Outre les questions commerciales, le républicain a une nouvelle fois accusé la Chine de ne pas coopérer avec les Etats-Unis en matière de taux de change. « Nous sommes durement touchés par la dévaluation » de la monnaie chinoise, a soutenu le magnat de l’immobilier, qui soutient que cette politique monétaire permet de doper les exportations chinoises.
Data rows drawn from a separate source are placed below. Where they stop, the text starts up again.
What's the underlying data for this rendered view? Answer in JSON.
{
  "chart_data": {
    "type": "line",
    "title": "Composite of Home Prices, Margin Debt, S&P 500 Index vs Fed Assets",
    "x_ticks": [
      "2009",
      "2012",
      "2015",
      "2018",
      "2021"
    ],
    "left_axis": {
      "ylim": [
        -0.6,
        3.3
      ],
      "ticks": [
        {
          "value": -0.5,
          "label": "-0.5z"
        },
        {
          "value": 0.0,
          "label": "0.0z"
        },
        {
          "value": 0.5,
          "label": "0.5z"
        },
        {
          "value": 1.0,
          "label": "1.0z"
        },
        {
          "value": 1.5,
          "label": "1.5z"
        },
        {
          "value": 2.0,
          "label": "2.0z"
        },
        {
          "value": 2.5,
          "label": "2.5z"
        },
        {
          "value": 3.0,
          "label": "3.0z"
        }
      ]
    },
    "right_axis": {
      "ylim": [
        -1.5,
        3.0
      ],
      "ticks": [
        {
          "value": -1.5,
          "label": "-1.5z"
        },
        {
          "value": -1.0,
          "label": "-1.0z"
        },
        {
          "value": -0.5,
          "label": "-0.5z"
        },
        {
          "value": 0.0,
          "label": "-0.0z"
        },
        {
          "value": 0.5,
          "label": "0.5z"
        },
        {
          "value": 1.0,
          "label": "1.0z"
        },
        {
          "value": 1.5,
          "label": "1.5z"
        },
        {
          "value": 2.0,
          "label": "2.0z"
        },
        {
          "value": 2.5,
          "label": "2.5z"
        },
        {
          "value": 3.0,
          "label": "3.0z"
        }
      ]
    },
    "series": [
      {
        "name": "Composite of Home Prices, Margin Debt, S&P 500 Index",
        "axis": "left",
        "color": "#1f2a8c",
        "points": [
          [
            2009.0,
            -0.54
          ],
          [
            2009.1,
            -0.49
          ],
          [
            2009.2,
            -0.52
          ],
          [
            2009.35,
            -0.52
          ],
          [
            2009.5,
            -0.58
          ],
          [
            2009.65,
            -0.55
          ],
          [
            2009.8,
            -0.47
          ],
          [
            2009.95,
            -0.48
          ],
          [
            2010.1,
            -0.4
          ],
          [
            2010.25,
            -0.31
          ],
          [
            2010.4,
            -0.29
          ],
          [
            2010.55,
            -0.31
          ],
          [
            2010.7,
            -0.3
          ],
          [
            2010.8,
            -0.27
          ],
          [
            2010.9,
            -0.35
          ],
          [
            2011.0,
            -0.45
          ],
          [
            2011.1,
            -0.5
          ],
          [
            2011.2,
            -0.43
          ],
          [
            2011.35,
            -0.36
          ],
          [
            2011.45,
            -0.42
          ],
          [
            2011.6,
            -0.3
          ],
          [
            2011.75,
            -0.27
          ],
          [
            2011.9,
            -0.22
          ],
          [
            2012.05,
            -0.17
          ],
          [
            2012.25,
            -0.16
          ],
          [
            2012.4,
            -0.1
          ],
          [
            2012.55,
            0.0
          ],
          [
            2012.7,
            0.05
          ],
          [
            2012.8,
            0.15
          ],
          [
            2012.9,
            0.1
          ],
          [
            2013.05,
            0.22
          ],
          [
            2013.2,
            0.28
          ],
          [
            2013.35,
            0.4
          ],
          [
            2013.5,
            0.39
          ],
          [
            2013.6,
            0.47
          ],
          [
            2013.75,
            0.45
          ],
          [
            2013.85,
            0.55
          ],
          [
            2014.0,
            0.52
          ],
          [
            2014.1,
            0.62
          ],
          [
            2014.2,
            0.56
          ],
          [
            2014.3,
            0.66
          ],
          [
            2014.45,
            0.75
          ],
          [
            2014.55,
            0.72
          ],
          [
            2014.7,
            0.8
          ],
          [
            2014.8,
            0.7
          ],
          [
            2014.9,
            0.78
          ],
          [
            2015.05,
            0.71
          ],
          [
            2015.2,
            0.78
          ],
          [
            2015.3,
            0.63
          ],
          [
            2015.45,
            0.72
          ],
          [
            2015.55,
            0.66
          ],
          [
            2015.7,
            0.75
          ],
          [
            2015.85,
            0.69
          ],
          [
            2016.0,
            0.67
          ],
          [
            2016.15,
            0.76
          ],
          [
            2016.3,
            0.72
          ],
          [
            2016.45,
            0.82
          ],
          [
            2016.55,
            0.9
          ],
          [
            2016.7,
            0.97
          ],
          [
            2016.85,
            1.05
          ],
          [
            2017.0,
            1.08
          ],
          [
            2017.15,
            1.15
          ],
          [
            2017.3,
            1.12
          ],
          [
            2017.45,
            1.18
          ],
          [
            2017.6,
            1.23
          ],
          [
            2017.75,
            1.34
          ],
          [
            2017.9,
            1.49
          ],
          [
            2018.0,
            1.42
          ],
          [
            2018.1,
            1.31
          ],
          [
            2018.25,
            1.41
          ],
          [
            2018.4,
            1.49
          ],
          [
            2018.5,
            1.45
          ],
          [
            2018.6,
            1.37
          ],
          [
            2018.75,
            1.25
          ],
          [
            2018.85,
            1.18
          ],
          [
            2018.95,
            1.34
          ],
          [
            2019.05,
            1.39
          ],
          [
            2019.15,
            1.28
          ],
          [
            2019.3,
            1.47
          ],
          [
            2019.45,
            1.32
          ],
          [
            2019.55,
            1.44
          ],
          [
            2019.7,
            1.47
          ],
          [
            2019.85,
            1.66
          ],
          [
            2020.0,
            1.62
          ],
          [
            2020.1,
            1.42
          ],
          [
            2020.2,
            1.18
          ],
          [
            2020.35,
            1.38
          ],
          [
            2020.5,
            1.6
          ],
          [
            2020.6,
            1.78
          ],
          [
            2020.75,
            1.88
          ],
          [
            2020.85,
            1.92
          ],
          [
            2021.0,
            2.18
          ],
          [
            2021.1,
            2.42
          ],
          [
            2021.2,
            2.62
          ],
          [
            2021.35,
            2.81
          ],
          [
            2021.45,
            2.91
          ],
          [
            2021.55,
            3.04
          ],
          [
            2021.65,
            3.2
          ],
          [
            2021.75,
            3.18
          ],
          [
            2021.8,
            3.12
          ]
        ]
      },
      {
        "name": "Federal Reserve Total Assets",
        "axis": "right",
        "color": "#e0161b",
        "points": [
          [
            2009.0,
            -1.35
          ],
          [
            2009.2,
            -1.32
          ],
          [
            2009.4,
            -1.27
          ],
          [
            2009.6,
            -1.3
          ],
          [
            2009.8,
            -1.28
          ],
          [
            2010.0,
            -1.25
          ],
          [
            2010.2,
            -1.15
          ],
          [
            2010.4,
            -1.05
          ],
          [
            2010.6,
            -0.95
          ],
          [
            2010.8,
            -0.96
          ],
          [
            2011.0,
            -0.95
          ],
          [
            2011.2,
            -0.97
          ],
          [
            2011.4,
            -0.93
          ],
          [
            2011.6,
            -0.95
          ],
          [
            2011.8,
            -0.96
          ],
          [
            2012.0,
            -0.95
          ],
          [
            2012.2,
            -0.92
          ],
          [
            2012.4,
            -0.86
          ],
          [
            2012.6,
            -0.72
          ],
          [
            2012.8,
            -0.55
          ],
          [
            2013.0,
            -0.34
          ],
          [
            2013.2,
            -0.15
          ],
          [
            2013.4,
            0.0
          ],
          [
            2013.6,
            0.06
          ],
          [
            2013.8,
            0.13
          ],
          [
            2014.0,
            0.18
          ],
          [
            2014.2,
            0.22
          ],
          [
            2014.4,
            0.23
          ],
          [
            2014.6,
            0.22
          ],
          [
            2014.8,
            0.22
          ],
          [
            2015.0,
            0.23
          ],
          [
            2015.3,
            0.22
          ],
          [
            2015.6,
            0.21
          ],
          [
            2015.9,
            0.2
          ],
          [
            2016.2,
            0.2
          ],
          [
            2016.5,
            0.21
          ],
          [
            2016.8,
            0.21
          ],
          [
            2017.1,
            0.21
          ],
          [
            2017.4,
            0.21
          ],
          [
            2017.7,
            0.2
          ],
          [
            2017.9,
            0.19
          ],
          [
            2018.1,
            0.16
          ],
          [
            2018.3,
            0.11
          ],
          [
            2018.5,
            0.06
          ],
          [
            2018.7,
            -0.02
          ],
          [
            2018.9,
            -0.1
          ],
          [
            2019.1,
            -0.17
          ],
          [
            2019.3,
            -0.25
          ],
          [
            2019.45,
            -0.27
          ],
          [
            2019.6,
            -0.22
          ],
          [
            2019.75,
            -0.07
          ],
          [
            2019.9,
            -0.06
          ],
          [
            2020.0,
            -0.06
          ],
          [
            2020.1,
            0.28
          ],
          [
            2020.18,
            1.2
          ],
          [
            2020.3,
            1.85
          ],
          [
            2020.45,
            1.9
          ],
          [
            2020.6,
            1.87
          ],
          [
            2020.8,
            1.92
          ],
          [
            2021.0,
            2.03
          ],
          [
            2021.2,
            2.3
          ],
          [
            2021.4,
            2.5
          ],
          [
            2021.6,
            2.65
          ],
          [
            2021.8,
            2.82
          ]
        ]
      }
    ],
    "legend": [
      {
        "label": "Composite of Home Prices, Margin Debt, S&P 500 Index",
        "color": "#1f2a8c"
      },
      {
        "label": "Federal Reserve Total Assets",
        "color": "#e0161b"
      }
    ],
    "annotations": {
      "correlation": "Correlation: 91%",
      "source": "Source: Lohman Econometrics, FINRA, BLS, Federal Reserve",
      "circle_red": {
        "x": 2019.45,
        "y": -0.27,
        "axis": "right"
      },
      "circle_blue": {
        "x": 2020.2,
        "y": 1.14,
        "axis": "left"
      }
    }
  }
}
Selon lui, l’Empire du Milieu « taxe » les produits américains « aux frontières, alors que nous ne taxons pas les leurs ».

Le futur hôte de la Maison Blanche a également attaqué la politique de défense de la Chine, qui « construit une énorme forteresse en mer de Chine méridionale ». Concernant la menace présentée par les armes nucléaires de la Corée du Nord, le président élu a enfin fait valoir que la Chine, le principal allié de Pyongyang, « pourrait résoudre ce problème ». Mais « ils (les Chinois) ne font rien pour nous aider », a-t-il lancé.

La diplomatie du « punch » et du « hug », variation du bâton et de la carotte

Bien que particulièrement cinglant avec la Chine depuis des mois, Donald Trump a nommé cette semaine le futur ambassadeur dans le pays, Terry Branstad, un gouverneur de 70 ans qui cultive des liens avec le président Xi Jinping depuis 1985. La diplomatie chinoise a salué cette nomination, qualifiant Branstad de « vieil ami », et espérant qu’il contribuerait « au développement des relations bilatérales ». « Parfois il brusque Pékin (« punch ») et d’autres fois il semble tendre les bras pour lui faire un câlin (« hug ») », schématise le directeur du centre des relations Etats-Unis - Chine de l’Asia Society de New York, Orville Schell, pour expliquer les déclarations parfois contradictoires du président élu. « Et cette fois, nous avons un nouvel uppercut ».